Re: [PATCH v1 4/5] mtd: rawnand: meson: clear OOB buffer before read

From: Miquel Raynal
Date: Tue May 02 2023 - 08:17:17 EST


Hi Arseniy,

Richard, your input is welcome below :-)

> >>>>>>> I just checked JFFS2 mount/umount again, here is what i see:
> >>>>>>> 0) First attempt to mount JFFS2.
> >>>>>>> 1) It writes OOB to page N (i'm using raw write). It is cleanmarker value 0x85 0x19 0x03 0x20. Mount is done.
> >>>>>>> 2) Umount JFFS2. Done.
> >>>>>>> 3) Second attempt to mount JFFS2.
> >>>>>>> 4) It reads OOB from page N (i'm using raw read). Value is 0x85 0x19 0x03 0x20. Done.
> >>>>>>> 5) It reads page N in ECC mode, and i get:
> >>>>>>>      jffs2: mtd->read(0x100 bytes from N) returned ECC error
> >>>>>>> 6) Mount failed.
> >>>>>>>
> >>>>>>> We already had problem which looks like this on another device. Solution was to use OOB area which is
> >>>>>>> not covered by ECC for JFFS2 cleanmarkers.
> >>>>>
> >>>>> ok, so there is not ECC parity bytes and mtd->read() returns ECC error.
> >>>>> does it have to use raw write/read on step 1) and 4)?
> >>>>>
> >>>>
> >>>> If i'm using non raw access to OOB, for example write OOB (user bytes) in ECC mode, then
> >>>> steps 1) and 4) and 5) passes ok, but write to this page will be impossible (for example JFFS2
> >>>> writes to such pages later) - we can't update ECC codes properly without erasing whole page.
> >>>> Write operation will be done without problem, but read will trigger ECC errors due to broken
> >>>> ECC codes.
> >>>>
> >>>> In general problem that we discuss is that in current implementation data and OOB conflicts
> >>>> with each other by sharing same ECC codes, these ECC codes could be written only once (without
> >>>> erasing), while data and OOB has different callbacks to access and thus supposed to work
> >>>> separately.
> >>>
> >>> The fact that there might be helpers just for writing OOB areas or just
> >>> in-band areas are optimizations. NAND pages are meant to be written a
> >>> single time, no matter what portion you write. In some cases, it is
> >>> possible to perform subpage writes if the chip supports it. Pages may
> >>> be split into several areas which cover a partial in-band area *and* a
> >>> partial OOB area. If you write into the in-band *or* out-of-band areas
> >>> of a given subpage, you *cannot* write the other part later without
> >>
> >> Thanks for details! So in case of JFFS2 it looks like strange, that it tries
> >> to write page after writing clean markers to it before? In the old vendor's
> >> driver OOB write callback is suppressed by return 0 always and JFFS2 works
> >> correctly.
> >
> > Can you point the code you're mentioning? (both what JFFS2 which looks
> > strange to you and the old vendor hack)
>
> Here is version of the old vendor's driver:
>
> https://github.com/kszaq/linux-amlogic/blob/master_new_amports/drivers/amlogic/nand/nand/aml_nand.c#L3260
>
> In my version there is no BUG() there, but it is same driver for the same chip.
>
> About JFFS2 - i didn't check its source code, but what I can see using printk(), is that it first
> tries to write cleanmarker using OOB write callback. Then later it tries to write to this page, so
> may be it is unexpected behaviour of JFFS2?

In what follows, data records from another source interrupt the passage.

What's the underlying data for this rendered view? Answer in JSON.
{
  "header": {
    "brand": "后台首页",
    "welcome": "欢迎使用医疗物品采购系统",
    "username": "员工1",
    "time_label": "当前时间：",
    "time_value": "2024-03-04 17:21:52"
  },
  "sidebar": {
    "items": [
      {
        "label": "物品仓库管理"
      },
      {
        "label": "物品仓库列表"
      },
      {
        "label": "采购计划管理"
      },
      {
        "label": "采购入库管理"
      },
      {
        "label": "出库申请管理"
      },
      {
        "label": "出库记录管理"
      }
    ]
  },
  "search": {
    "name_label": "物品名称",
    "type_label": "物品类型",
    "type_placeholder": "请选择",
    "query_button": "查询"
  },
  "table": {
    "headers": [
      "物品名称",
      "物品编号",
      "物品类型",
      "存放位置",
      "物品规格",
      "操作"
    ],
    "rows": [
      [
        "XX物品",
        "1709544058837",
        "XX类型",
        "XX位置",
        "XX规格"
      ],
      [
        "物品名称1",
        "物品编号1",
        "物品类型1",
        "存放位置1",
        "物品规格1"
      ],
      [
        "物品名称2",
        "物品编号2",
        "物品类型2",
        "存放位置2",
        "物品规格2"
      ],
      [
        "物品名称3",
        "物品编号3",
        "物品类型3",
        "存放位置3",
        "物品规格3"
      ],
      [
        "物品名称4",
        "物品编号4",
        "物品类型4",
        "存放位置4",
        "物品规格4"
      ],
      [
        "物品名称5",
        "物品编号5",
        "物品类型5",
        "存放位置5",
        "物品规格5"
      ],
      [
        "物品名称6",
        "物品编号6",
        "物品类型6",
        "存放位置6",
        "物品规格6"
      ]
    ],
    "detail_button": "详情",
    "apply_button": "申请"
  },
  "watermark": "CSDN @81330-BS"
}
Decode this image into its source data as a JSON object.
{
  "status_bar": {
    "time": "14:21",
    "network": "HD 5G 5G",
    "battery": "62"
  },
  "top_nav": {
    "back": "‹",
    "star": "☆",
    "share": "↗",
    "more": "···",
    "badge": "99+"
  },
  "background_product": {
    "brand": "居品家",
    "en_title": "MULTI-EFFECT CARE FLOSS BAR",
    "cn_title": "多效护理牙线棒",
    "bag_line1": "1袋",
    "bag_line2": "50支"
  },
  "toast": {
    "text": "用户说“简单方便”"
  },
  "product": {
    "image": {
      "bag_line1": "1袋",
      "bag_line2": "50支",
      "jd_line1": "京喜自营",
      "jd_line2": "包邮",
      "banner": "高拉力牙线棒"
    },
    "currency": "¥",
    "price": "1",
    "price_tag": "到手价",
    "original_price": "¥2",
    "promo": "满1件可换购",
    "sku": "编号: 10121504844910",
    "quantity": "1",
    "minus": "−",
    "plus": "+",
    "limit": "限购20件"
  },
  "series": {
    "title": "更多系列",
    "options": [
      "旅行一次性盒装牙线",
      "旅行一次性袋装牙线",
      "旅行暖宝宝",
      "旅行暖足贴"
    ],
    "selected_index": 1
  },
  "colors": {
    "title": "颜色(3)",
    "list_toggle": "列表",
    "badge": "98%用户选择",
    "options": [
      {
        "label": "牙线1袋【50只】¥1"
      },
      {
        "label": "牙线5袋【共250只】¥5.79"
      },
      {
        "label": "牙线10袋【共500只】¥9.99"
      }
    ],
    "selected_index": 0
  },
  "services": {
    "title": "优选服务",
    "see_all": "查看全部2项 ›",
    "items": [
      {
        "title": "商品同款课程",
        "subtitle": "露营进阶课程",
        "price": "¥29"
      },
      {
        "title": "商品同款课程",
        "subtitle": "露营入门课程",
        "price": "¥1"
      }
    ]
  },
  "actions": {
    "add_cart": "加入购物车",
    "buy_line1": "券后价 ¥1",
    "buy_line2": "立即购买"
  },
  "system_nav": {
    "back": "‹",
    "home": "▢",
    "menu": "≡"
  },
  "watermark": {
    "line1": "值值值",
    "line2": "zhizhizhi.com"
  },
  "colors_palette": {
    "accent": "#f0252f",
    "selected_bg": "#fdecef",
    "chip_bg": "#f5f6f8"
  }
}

TBH I am not knowledgeable about JFFS2, maybe Richard can help here.

Are you sure you flash is recognized by JFFS2 as being a NAND device?
Did you enable CONFIG_JFFS2_FS_WRITEBUFFER correctly? Because
cleanmarker seem to be discarded when using a NAND device, and
recognizing the device as a NAND device requires the above option to be
set apparently.

Thanks,
Miquèl